The main crime here is the monotony of tracing these similar objects constantly and the break in the games flow they cause. The game is progressing well, you’re enjoying the spot-on interpretation of those 16-bit classic… then you have to stop, trace an object, mess it up, try again, hunt for thinner … It just drags the whole process down.
Younger gamers probably just won’t care about these things. Instead they will just soak up the Disney characters and all round glorious visuals. The challenge is perfectly pitched so that two thirds of the game is easily completed by even the most modest gamer. The last third starts to layer in the challenges and mechanics superbly to make a nice meaty challenge come the game end.
Epic Mickey: Power of illusion is a great 16-bit era platformer. Truly a job well done for the team at DreamRift. The game looks great, moves as you’d expect, sounds like you’d expect and offers nostalgia for Disney fans and lovers of those old Megadrive/SNES titles.
It’s then such a shame that adding in the Epic Mickey elements to the title have dragged down what could have been a classic platformer in its own right. The terrible tracing and painting mechanic. The monotony of the side-quests. The repeated visits to the same levels and short length all hamper what could have been the game to finally make good on the Epic Mickey name and give Disney that much needed videogame hit.
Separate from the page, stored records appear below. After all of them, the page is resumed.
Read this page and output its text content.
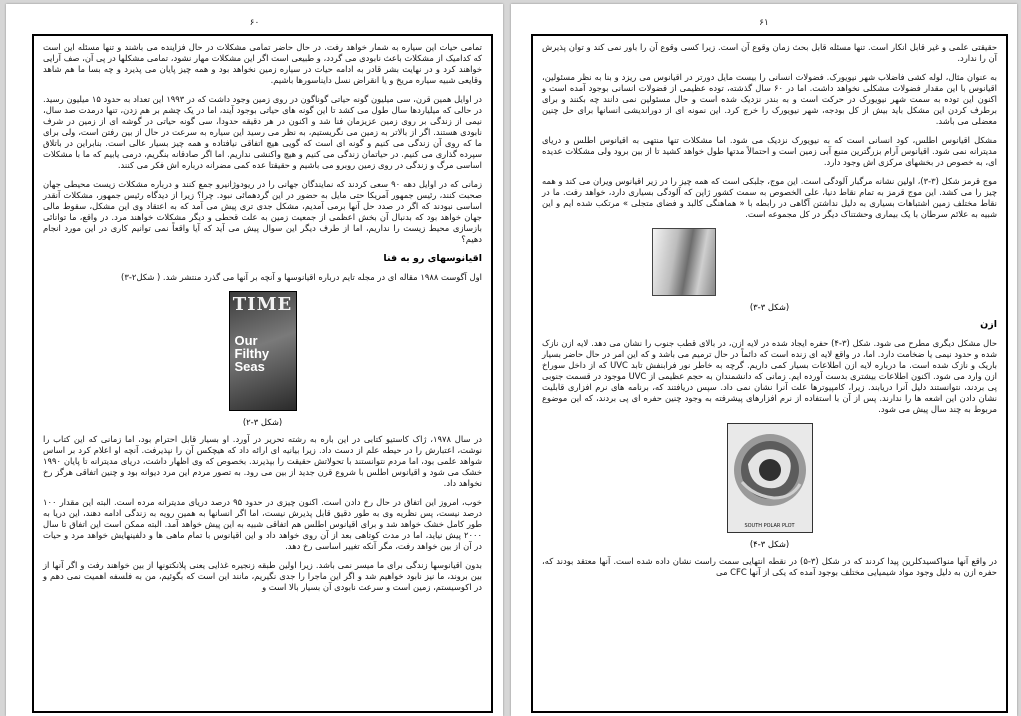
۶۰

تمامی حیات این سیاره به شمار خواهد رفت. در حال حاضر تمامی مشکلات در حال فزاینده می باشند و تنها مسئله این است که کدامیک از مشکلات باعث نابودی می گردد، و طبیعی است اگر این مشکلات مهار نشود، تمامی مشکلها در پی آن، صف آرایی خواهند کرد و در نهایت بشر قادر به ادامه حیات در سیاره زمین نخواهد بود و همه چیز پایان می پذیرد و چه بسا ما هم شاهد وقایعی شبیه سیاره مریخ و یا انقراض نسل دایناسورها باشیم.

در اوایل همین قرن، سی میلیون گونه حیاتی گوناگون در روی زمین وجود داشت که در ۱۹۹۳ این تعداد به حدود ۱۵ میلیون رسید. در حالی که میلیاردها سال طول می کشد تا این گونه های حیاتی بوجود آیند، اما در یک چشم بر هم زدن، تنها درمدت صد سال، نیمی از زندگی بر روی زمین عزیزمان فنا شد و اکنون در هر دقیقه حدودا، سی گونه حیاتی در گوشه ای از زمین در شرف نابودی هستند. اگر از بالاتر به زمین می نگریستیم، به نظر می رسید این سیاره به سرعت در حال از بین رفتن است، ولی برای ما که روی آن زندگی می کنیم و گونه ای است که گویی هیچ اتفاقی نیافتاده و همه چیز بسیار عالی است. بنابراین در باتلاق سپرده گذاری می کنیم. در حیاتمان زندگی می کنیم و هیچ واکنشی نداریم. اما اگر صادقانه بنگریم، درمی یابیم که ما با مشکلات اساسی مرگ و زندگی در روی زمین روبرو می باشیم و حقیقتا عده کمی مضرانه درباره اش فکر می کنند.

زمانی که در اوایل دهه ۹۰ سعی کردند که نمایندگان جهانی را در ریودوژانیرو جمع کنند و درباره مشکلات زیست محیطی جهان صحبت کنند، رئیس جمهور آمریکا حتی مایل به حضور در این گردهمائی نبود. چرا؟ زیرا از دیدگاه رئیس جمهور، مشکلات آنقدر اساسی نبودند که اگر در صدد حل آنها برمی آمدیم، مشکل جدی تری پیش می آمد که به اعتقاد وی این مشکل، سقوط مالی جهان خواهد بود که بدنبال آن بخش اعظمی از جمعیت زمین به علت قحطی و دیگر مشکلات خواهند مرد. در واقع، ما توانائی بازسازی محیط زیست را نداریم، اما از طرف دیگر این سوال پیش می آید که آیا واقعاً نمی توانیم کاری در این مورد انجام دهیم؟

اقیانوسهای رو به فنا

اول آگوست ۱۹۸۸ مقاله ای در مجله تایم درباره اقیانوسها و آنچه بر آنها می گذرد منتشر شد. ( شکل۲-۳)

TIME
Our Filthy Seas
(شکل ۳-۲)

در سال ۱۹۷۸، ژاک کاستیو کتابی در این باره به رشته تحریر در آورد. او بسیار قابل احترام بود، اما زمانی که این کتاب را نوشت، اعتبارش را در حیطه علم از دست داد. زیرا بیانیه ای ارائه داد که هیچکس آن را نپذیرفت. آنچه او اعلام کرد بر اساس شواهد علمی بود، اما مردم نتوانستند با تحولاتش حقیقت را بپذیرند. بخصوص که وی اظهار داشت، دریای مدیترانه تا پایان ۱۹۹۰ خشک می شود و اقیانوس اطلس با شروع قرن جدید از بین می رود. به تصور مردم این مرد دیوانه بود و چنین اتفاقی هرگز رخ نخواهد داد.

خوب، امروز این اتفاق در حال رخ دادن است. اکنون چیزی در حدود ۹۵ درصد دریای مدیترانه مرده است. البته این مقدار ۱۰۰ درصد نیست، پس نظریه وی به طور دقیق قابل پذیرش نیست، اما اگر انسانها به همین رویه به زندگی ادامه دهند، این دریا به طور کامل خشک خواهد شد و برای اقیانوس اطلس هم اتفاقی شبیه به این پیش خواهد آمد. البته ممکن است این اتفاق تا سال ۲۰۰۰ پیش نیاید، اما در مدت کوتاهی بعد از آن روی خواهد داد و این اقیانوس با تمام ماهی ها و دلفینهایش خواهد مرد و حیات در آن از بین خواهد رفت، مگر آنکه تغییر اساسی رخ دهد.

بدون اقیانوسها زندگی برای ما میسر نمی باشد. زیرا اولین طبقه زنجیره غذایی یعنی پلانکتونها از بین خواهند رفت و اگر آنها از بین بروند، ما نیز نابود خواهیم شد و اگر این ماجرا را جدی نگیریم، مانند این است که بگوئیم، من به فلسفه اهمیت نمی دهم و در اکوسیستم، زمین است و سرعت نابودی آن بسیار بالا است و

۶۱

حقیقتی علمی و غیر قابل انکار است. تنها مسئله قابل بحث زمان وقوع آن است. زیرا کسی وقوع آن را باور نمی کند و توان پذیرش آن را ندارد.

به عنوان مثال، لوله کشی فاضلاب شهر نیویورک. فضولات انسانی را بیست مایل دورتر در اقیانوس می ریزد و بنا به نظر مسئولین، اقیانوس با این مقدار فضولات مشکلی نخواهد داشت. اما در ۶۰ سال گذشته، توده عظیمی از فضولات انسانی بوجود آمده است و اکنون این توده به سمت شهر نیویورک در حرکت است و به بندر نزدیک شده است و حال مسئولین نمی دانند چه بکنند و برای برطرف کردن این مشکل باید بیش از کل بودجه، شهر نیویورک را خرج کرد. این نمونه ای از دوراندیشی انسانها برای حل چنین معضلی می باشد.

مشکل اقیانوس اطلس، کود انسانی است که به نیویورک نزدیک می شود. اما مشکلات تنها منتهی به اقیانوس اطلس و دریای مدیترانه نمی شود. اقیانوس آرام بزرگترین منبع آبی زمین است و احتمالاً مدتها طول خواهد کشید تا از بین برود ولی مشکلات عدیده ای، به خصوص در بخشهای مرکزی اش وجود دارد.

موج قرمز شکل (۳-۳)، اولین نشانه مرگبار آلودگی است. این موج، جلبکی است که همه چیز را در زیر اقیانوس ویران می کند و همه چیز را می کشد. این موج قرمز به تمام نقاط دنیا، علی الخصوص به سمت کشور ژاپن که آلودگی بسیاری دارد، خواهد رفت. ما در نقاط مختلف زمین اشتباهات بسیاری به دلیل نداشتن آگاهی در رابطه با « هماهنگی کالبد و فضای متجلی » مرتکب شده ایم و این شبیه به علائم سرطان با یک بیماری وحشتناک دیگر در کل مجموعه است.

(شکل ۳-۳)
ازن

حال مشکل دیگری مطرح می شود. شکل (۳-۴) حفره ایجاد شده در لایه ازن، در بالای قطب جنوب را نشان می دهد. لایه ازن نازک شده و حدود نیمی یا ضخامت دارد. اما، در واقع لایه ای زنده است که دائماً در حال ترمیم می باشد و که این امر در حال حاضر بسیار باریک و نازک شده است. ما درباره لایه ازن اطلاعات بسیار کمی داریم. گرچه به خاطر نور فرابنفش تابد UVC که از داخل سوراخ ازن وارد می شود. اکنون اطلاعات بیشتری بدست آورده ایم. زمانی که دانشمندان به حجم عظیمی از UVC موجود در قسمت جنوبی پی بردند، نتوانستند دلیل آنرا دریابند. زیرا، کامپیوترها علت آنرا نشان نمی داد. سپس دریافتند که، برنامه های نرم افزاری قابلیت نشان دادن این اشعه ها را ندارند. پس از آن با استفاده از نرم افزارهای پیشرفته به وجود چنین حفره ای پی بردند، که این موضوع مربوط به چند سال پیش می شود.

SOUTH POLAR PLOT
(شکل ۳-۴)

در واقع آنها منواکسیدکلرین پیدا کردند که در شکل (۳-۵) در نقطه انتهایی سمت راست نشان داده شده است. آنها معتقد بودند که، حفره ازن به دلیل وجود مواد شیمیایی مختلف بوجود آمده که یکی از آنها CFC می
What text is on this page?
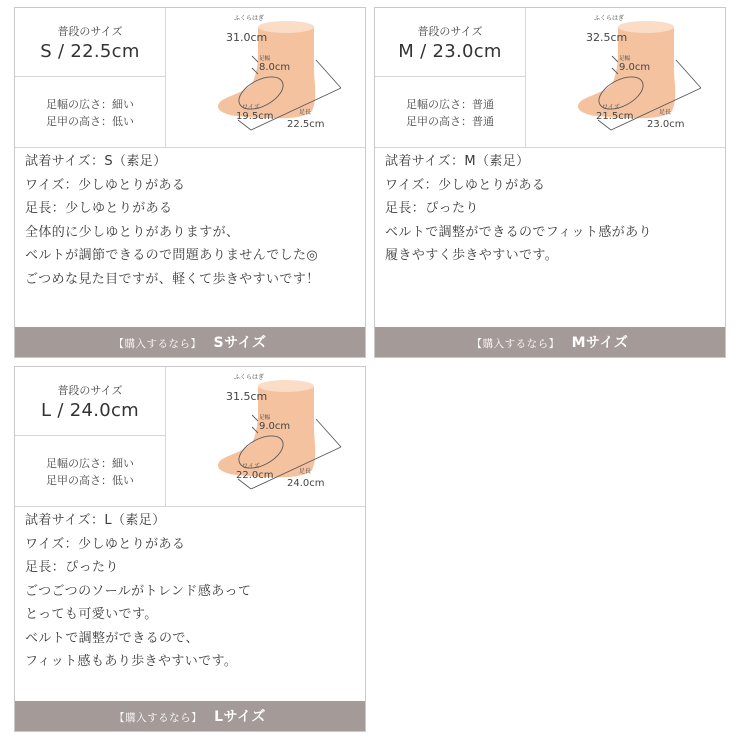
普段のサイズ
S / 22.5cm
足幅の広さ：細い
足甲の高さ：低い
ふくらはぎ
31.0cm
足幅
8.0cm
ワイズ
19.5cm	足長
22.5cm
試着サイズ：S（素足）
ワイズ：少しゆとりがある
足長：少しゆとりがある
全体的に少しゆとりがありますが、
ベルトが調節できるので問題ありませんでした◎
ごつめな見た目ですが、軽くて歩きやすいです！
【購入するなら】 Sサイズ
普段のサイズ
M / 23.0cm
足幅の広さ：普通
足甲の高さ：普通
ふくらはぎ
32.5cm
足幅
9.0cm
ワイズ
21.5cm	足長
23.0cm
試着サイズ：M（素足）
ワイズ：少しゆとりがある
足長：ぴったり
ベルトで調整ができるのでフィット感があり
履きやすく歩きやすいです。
【購入するなら】 Mサイズ
普段のサイズ
L / 24.0cm
足幅の広さ：細い
足甲の高さ：低い
ふくらはぎ
31.5cm
足幅
9.0cm
ワイズ
22.0cm	足長
24.0cm
試着サイズ：L（素足）
ワイズ：少しゆとりがある
足長：ぴったり
ごつごつのソールがトレンド感あって
とっても可愛いです。
ベルトで調整ができるので、
フィット感もあり歩きやすいです。
【購入するなら】 Lサイズ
Younger gamers, the abhorrently names Millennials, will have no problems enjoying this game. Younger gamers will lap up the Disney characters, bright and well realised visuals and simple, yet challenging game play. Older gamers might find it a little too frustrating in places but will at least get a kick out of the well created platforming sections. Those looking to play the true sequel to Mickey Mouse Castle of Illusion will be both delighted and frustrated at how close they came to getting this right.
Epic Mickey: Power of Illusion is the best incarnation of Epic Mickey out this season and one of the better platform titles to come onto the 3DS – that’s a backhanded compliment I know given the software support for the system right now & the lacklustre reception for Epic Mickey: The Power of Two.